DEFCON 1 Reviews: ‘The 15:17 to Paris’

The Ups, the Downs, and the Sacrifice That Wasn’t Quite Worth It


Warner Bros.

Going into 15:17 to Paris, I had very little notion of what the actual story was. I knew it was based on a true story in which friends stopped a terrorist on a train, but I didn’t do any research on them so that I could enjoy the movie to its fullest extent. The thing about this film, however, was that even if I had gotten all of the information beforehand, it wouldn’t have been any more satisfying. Clint Eastwood’s choice to star the actual heroes of the event as actors was a poor one, and this flaw was exponentialized by the fact that the plot was paced haphazardly.

But, as always, let’s start with the good stuff.

The Cool Kids

My favorite scenes in the film were those that depicted the heroes as middle school kids. These provided the deepest, most satisfying exposition in the movie. Seeing each character as a young child and identifying with their struggles made them far more likable than they would have been as characters without this development (primarily because the characters were bland as adults).

Simply Sadler

Now, it may not technically count because he’s an actual actor, but Anthony Sadler’s performance in 15:17 was by far the best. He had an onscreen presence that was believable, and he acted his own role without making it look like he was acting. He essentially carried the movie’s humor on his back, which is not necessarily good considering the fact that the film attempts at humor quite a bit.

What You See Is What You Get

My favorite part of this movie was, by far, the cinematography. The camera angles were suspenseful and gave a strong feeling of foreshadowing throughout the movie. Lens flare was used at appropriate times (take notes J.J. Abrams), slow motion wasn’t overused like I thought it would be, and close-ups enhanced the suspense as much as they could.

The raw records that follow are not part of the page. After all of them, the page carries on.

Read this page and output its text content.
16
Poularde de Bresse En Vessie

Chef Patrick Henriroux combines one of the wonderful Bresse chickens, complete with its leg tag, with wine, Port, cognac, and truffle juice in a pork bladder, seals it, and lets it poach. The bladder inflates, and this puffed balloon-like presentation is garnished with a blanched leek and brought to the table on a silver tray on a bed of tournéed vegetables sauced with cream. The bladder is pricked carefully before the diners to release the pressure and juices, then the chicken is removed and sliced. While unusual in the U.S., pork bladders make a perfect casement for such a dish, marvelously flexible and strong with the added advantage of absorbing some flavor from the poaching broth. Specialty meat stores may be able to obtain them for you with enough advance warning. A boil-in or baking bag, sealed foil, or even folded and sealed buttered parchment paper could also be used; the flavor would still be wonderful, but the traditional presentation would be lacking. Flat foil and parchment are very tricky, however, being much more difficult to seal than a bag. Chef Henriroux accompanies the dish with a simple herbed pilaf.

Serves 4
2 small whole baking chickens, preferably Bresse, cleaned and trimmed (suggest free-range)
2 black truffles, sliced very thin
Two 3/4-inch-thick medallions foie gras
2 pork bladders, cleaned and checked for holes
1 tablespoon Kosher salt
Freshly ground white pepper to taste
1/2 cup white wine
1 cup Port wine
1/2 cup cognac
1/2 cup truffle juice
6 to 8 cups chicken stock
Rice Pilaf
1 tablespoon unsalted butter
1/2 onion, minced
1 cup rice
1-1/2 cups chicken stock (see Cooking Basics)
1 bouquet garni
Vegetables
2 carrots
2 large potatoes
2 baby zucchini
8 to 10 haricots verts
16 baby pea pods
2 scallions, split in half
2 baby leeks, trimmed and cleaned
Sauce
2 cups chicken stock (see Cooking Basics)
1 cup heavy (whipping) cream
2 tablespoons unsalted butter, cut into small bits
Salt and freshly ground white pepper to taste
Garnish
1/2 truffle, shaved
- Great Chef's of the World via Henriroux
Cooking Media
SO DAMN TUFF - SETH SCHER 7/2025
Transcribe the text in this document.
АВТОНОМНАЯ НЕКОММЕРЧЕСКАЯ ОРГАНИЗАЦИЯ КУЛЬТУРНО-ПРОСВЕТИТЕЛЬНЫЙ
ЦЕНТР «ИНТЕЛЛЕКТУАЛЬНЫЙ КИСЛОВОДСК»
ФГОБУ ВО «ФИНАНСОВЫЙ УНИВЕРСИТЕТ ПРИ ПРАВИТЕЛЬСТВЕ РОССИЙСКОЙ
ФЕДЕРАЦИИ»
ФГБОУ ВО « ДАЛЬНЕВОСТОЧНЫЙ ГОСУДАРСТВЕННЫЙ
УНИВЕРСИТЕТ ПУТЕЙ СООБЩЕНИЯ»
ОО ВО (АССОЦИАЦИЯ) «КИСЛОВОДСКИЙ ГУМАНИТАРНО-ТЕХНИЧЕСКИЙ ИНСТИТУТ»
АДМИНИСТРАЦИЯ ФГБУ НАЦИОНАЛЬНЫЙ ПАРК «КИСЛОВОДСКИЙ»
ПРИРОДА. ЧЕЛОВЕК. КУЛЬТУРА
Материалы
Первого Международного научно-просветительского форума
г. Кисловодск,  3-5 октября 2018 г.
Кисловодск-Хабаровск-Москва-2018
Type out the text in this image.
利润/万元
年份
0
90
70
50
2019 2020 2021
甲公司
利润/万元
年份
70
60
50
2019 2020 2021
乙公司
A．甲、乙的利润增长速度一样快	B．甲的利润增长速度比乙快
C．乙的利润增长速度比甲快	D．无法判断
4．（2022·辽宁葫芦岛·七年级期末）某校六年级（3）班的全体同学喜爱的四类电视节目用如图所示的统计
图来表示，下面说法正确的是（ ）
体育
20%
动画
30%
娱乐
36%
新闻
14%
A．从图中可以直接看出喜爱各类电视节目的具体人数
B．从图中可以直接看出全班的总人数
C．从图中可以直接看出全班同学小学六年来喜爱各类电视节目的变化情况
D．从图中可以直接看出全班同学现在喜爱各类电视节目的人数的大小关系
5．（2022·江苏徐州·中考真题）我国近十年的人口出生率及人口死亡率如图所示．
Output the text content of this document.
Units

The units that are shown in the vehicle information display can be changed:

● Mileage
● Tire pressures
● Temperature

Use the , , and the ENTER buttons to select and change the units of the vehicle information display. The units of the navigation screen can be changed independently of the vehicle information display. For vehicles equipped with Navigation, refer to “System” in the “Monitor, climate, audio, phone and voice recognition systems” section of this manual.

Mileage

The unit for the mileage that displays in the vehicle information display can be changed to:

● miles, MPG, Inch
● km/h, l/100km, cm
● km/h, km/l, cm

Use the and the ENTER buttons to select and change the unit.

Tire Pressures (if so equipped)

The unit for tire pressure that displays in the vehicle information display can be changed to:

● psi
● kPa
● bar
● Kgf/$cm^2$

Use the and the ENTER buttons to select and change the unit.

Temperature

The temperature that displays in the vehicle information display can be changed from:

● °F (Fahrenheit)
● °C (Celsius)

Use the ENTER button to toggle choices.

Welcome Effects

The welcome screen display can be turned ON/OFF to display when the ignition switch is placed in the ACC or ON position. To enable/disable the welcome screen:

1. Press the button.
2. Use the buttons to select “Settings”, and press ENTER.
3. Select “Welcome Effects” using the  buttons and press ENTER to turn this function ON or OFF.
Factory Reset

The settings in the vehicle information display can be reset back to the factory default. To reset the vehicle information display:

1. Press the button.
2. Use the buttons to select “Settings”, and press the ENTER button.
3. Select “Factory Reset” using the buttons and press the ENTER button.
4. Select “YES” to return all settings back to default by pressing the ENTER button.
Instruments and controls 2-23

15:17 to Paris was wrong in so many ways that this will, undoubtedly, be my shortest review so far. The film just didn’t have enough redeeming factors to make this review substantial, and that had me literally brainstorming as many good things as I could about it. Normally, I would segue into the negative portion of this review by putting things into perspective, but these flaws certainly speak for themselves.

Say What You Mean, Mean What You Say

This film’s dialogue was awful. Plain and simple. The lines were choppy and scripted. Having the issue of a script that is ‘functional’ at best is an enormous flaw when characters are acting things that they ACTUALLY SAID! Maybe the heroes of the train ride aren’t actors, but that doesn’t mean they can’t recall the conversations leading up to the event that literally changed their lives. This was a movie formed on exposition and suspense, meaning the foreshadowing and buildup should have been strengthened by the dialogue, not weakened by it.

It’s All in the Exposition

This film’s biggest flaw is its structure. The trailers depict it as an intense, two-hour long train situation full of suspense and ending in apprehension of a terrorist. Instead of this, we got an hour and forty-five minutes of exposition (literally starting from childhood) and a whole five minutes of actual action. The background was fine and dandy except for the fact that this wasn’t fiction; there was no character development necessary because they are REAL people. Knowing about the movie’s premise had viewers walking into the theater to see a hostage situation, not to watch three kids play with BB guns in the forest.

The Wrap-Up

There really isn’t much to say about this film. 15:17 to Paris was too short to make me care and too long to keep me entertained with its substance. These heroes honestly belittled their own heroics by portraying themselves in such a poor reenactment. Clint Eastwood’s directing fell flat this time, and this was a true disappointment, especially after these three men saved almost a hundred lives.